What this means concretely:
- Your pass draws over the canvas’s other content (its background,
whatever
fill_rects the closure emitted, ancestor styling). - Overlay panels rendered by the layout system still appear on top of your pass. Modal dialogs and tooltips don’t get hidden behind custom WebGPU content.
- The canvas wrapper opts the subtree out of the static-cache fast path automatically (canvases run every frame by contract). There’s no extra invalidation work to do.
- Custom passes are not recorded by
RecordingContext. If you replay a recorded canvas, custom passes silently no-op during replay (the trait method has a default empty impl, and onlyGpuPaintContextoverrides it).
Bounds vs. clipping
The viewport argument to run_gpu_pass is your contract with the
canvas:
Some(Rect::new(0.0, 0.0, bounds.width, bounds.height)): clip to the canvas’s full layout box. The most common form.Some(Rect::new(margin, margin, w - 2.0*margin, h - 2.0*margin)): clip to a sub-region.

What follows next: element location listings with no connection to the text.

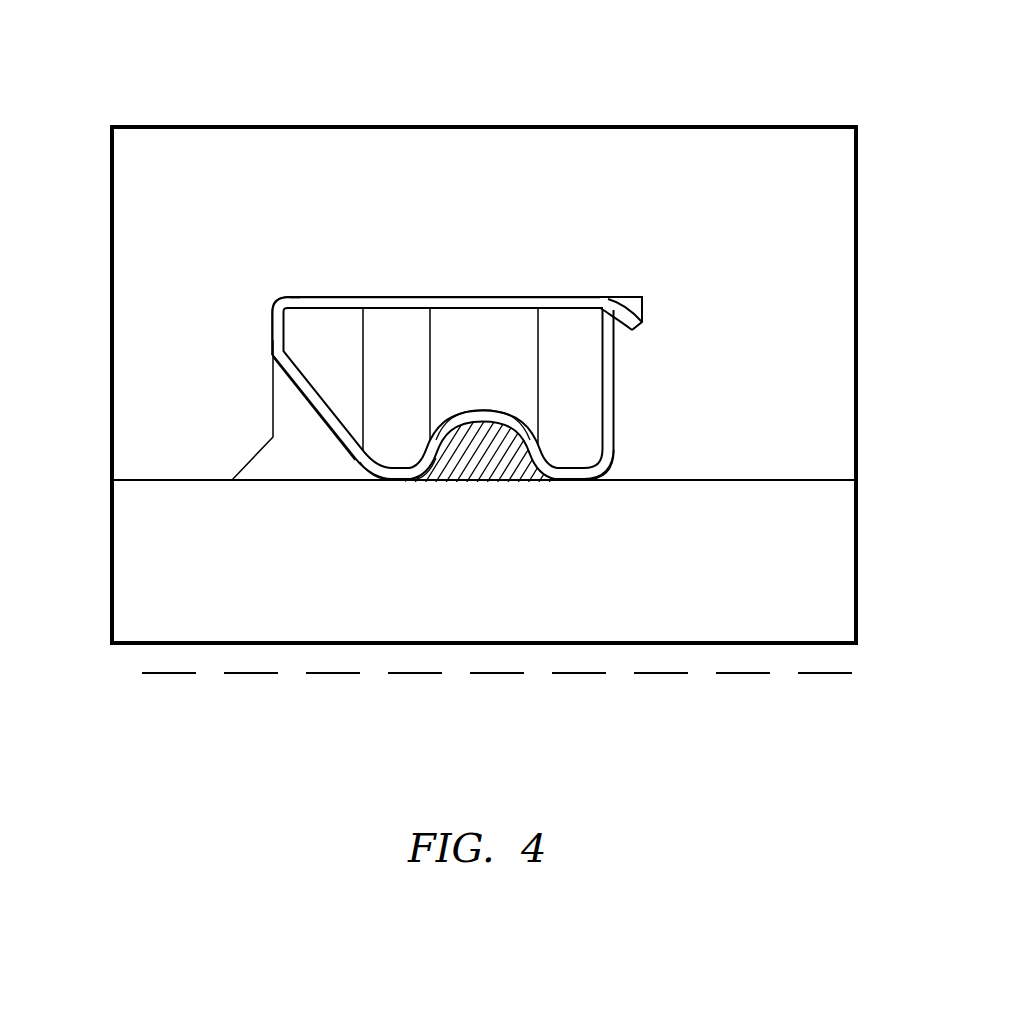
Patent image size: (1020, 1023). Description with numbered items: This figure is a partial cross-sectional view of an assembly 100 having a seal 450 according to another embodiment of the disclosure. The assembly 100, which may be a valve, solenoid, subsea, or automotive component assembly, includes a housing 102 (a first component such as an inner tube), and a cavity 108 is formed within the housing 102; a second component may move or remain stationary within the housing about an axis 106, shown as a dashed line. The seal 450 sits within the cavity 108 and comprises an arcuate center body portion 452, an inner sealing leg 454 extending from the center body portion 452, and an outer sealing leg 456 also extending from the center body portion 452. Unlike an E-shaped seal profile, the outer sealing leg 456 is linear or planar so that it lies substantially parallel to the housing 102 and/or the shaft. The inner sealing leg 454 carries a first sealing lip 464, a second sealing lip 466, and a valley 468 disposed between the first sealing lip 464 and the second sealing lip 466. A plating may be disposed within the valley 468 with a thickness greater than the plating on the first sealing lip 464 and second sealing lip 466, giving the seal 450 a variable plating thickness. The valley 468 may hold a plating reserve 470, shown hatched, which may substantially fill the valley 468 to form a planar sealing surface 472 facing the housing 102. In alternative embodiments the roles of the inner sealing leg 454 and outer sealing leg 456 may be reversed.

The assembly 100 is at (786, 50).
The first component 102 is at (595, 126).
The axis 106 is at (745, 673).
The cavity 108 is at (757, 379).
The seal 450 is at (618, 416).
The center body portion 452 is at (273, 345).
The inner sealing leg 454 is at (296, 411).
The outer sealing leg 456 is at (453, 297).
The first sealing lip 464 is at (578, 481).
The second sealing lip 466 is at (388, 481).
The valley 468 is at (493, 481).
The plating reserve 470 is at (453, 481).
The planar sealing surface 472 is at (470, 481).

Useful if your wgpu output should leave a border for SDF chrome around it.None: fall back to whatever clip the GPU paint context has on its stack. The wrapping widget has almost certainly pushed one for its layout bounds, so this is usually equivalent to the first form.

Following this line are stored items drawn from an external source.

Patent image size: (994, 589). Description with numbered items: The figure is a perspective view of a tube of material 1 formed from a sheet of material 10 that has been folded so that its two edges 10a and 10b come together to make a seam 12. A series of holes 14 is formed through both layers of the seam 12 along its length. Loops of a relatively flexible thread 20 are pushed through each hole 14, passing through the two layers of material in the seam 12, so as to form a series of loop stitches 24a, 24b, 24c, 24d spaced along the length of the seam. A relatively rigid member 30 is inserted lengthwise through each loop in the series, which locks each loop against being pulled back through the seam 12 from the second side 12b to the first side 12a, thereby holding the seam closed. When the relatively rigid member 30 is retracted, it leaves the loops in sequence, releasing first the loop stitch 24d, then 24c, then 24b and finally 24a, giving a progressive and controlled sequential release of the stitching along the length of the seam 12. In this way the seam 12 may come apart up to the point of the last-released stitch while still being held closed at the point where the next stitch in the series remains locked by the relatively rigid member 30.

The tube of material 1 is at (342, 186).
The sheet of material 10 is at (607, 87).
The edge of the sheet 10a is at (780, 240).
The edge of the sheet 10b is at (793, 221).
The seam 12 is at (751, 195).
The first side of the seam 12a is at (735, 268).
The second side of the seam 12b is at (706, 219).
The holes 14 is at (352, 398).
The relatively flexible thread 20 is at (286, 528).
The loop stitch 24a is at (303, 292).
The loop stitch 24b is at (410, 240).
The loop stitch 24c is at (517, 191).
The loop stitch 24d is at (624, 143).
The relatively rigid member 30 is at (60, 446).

What you do inside the pass is up to you. Coordinate systems, depth,
and blend state are all local; Blinc doesn’t interpose. The only state
it cares about is the set_scissor_rect you apply to clip your output
to the canvas region. If you skip that, your pass will draw to the
whole frame target.
Sharing state with the rest of your UI
Because the canvas closure is Fn (not FnMut), you can’t mutate
captured-by-move variables directly. Two clean patterns:
Time-driven motion inside the pass. Capture a start Instant on
first render call; compute elapsed every frame. No external state
needed.
#![allow(unused)]
fn main() {
fn render(&mut self, ctx: &RenderPassContext) {
let start = *self.start.get_or_insert_with(std::time::Instant::now);
let time = start.elapsed().as_secs_f32();
// …write `time` into your uniform buffer…
}
}
External signals. Wrap any state you need to mutate from outside
the closure (frame counter, mouse-derived target, animation
parameters) in an Arc<Mutex<...>> or one of Blinc’s signals. Read it
from inside render:
#![allow(unused)]
fn main() {
struct Field {
/* GPU resources… */
target: Arc<Mutex<glam::Vec2>>, // shared with UI
}
impl CustomRenderPass for Field {
fn render(&mut self, ctx: &RenderPassContext) {
let target = *self.target.lock().unwrap();
// …feed target into the uniform…
}
}
// Elsewhere, UI mutates the shared cell:
let target = Arc::new(Mutex::new(glam::Vec2::ZERO));
on_mouse_move(|p| *target.lock().unwrap() = p);
}
Don’t try to peek into GpuPass itself; the wrapper deliberately
doesn’t expose its inner pass. Hold the shared state through your own
Arc instead.
When NOT to use a custom pass
A custom pass is the right tool when your work doesn’t fit the SDF primitive model: instanced meshes, compute, multi-pass post-effects. For most UI work it’s the wrong tool. Heavier to write, harder to debug, and locked to one GPU backend.
Default to the high-level path:
- For shapes and gradients:
DrawContext::fill_rect,stroke_rect,fill_circle,fill_path. - For animations: spring physics, CSS keyframes, motion bindings. The compositor patches GPU primitives in place for these. See Performance Tips.
- For 3D scenes:
blinc_canvas_kit’sSceneKit3D+draw_mesh_data. Handles cameras, lighting, IBL, and shadow maps without you writing any wgpu.
Reach for custom passes only when the simpler tools genuinely can’t express what you need.